Too clean. I guess we’ll have to wait to talk to the good doctor for any leads.

I reckon… So far, Dr. King seems pretty open to answering the questions.

Sitting inside the unmarked Chevy, Sharkey glanced at his younger partner before starting the engine. Then he said, Jim Bob, from as way back as biblical times women have always ruled men. They’re the true rulers because they’ve got something we want…

McAlister stared at Sharkey in silence. All the time, he was aware of the badge of inquiry Sharkey wore on his face. His grip on the steering wheel tightened, Sharkey’s mind was going a hundred miles an hour, and he couldn’t put the brakes on it. An uneasy feeling passed between the two detectives. McAlister didn’t know what Sharkey had up his sleeve, but nothing surprised him. Before teaming up with Sharkey, others from the department warned him about the senior detective tendency to go off on tangents. McAlister shook his head and stared at the road ahead.



Raindrops pelted the roof of his house. The early morning thunderstorm found General Dan Mason, a commander at Fort Rucker Aviation School, picking up his house phone. A commander of the U.S. Army Aviation School duties and responsibilities included informing next of kin about a loved one’s death. A daunting task, Mason hated to perform because it was emotionally grueling.

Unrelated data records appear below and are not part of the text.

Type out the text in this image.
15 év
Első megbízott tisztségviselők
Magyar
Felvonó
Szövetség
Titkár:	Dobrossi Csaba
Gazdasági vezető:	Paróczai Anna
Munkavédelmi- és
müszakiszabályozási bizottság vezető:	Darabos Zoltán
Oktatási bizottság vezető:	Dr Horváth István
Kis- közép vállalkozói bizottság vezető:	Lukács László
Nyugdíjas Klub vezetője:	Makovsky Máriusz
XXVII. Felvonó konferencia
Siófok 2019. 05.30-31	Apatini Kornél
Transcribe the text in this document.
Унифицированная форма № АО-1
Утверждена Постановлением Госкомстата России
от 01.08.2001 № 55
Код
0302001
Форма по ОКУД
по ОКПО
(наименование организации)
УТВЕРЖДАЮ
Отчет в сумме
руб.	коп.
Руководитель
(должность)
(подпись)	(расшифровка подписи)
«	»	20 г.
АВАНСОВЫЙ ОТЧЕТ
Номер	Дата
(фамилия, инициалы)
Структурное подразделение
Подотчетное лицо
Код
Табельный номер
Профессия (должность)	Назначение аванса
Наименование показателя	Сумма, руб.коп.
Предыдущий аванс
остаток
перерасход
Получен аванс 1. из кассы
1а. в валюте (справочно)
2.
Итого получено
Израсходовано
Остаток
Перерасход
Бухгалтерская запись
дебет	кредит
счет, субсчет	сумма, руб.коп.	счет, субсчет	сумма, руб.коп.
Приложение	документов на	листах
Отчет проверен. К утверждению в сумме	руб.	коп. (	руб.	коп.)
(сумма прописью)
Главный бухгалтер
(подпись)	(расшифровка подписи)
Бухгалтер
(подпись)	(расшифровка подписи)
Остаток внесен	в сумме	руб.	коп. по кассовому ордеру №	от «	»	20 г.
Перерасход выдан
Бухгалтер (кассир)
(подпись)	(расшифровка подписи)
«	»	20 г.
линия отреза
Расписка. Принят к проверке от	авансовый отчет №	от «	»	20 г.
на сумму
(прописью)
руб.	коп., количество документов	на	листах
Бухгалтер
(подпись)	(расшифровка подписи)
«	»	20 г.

Due to ongoing combat operations in the Gulf War, soldiers were losing their lives, and these calls were at times appeared routine. Even though this was an ugly side of the war, and Mason executed the duty many times before, he was still dreading making the call. Colonel Mason would generally make a call of this nature from his office on base. However, things were very much different on this occasion.

During combat operations in Operation Desert Storm, Mason served with the victim’s father. They had served on the battlefront together. Dan Mason was a helicopter pilot back in Desert Storm, and King at the time was colonel and commander of a tank battalion. The two had collaborated on many missions. Being more than familiar with the deceased soldier’s family made this a nearly impossible task. Under the tearful scrutiny of his wife, Joanne, General Mason’s hands trembled as his shaky fingers began dialing. It was like this was his first time.

Home in suburban D.C., King sat reading, his phone rang. King picked it up and glanced at the time. An uneasiness in his stomach swelled. What was the emergency? Vaughn King thought when he heard the voice on the other end.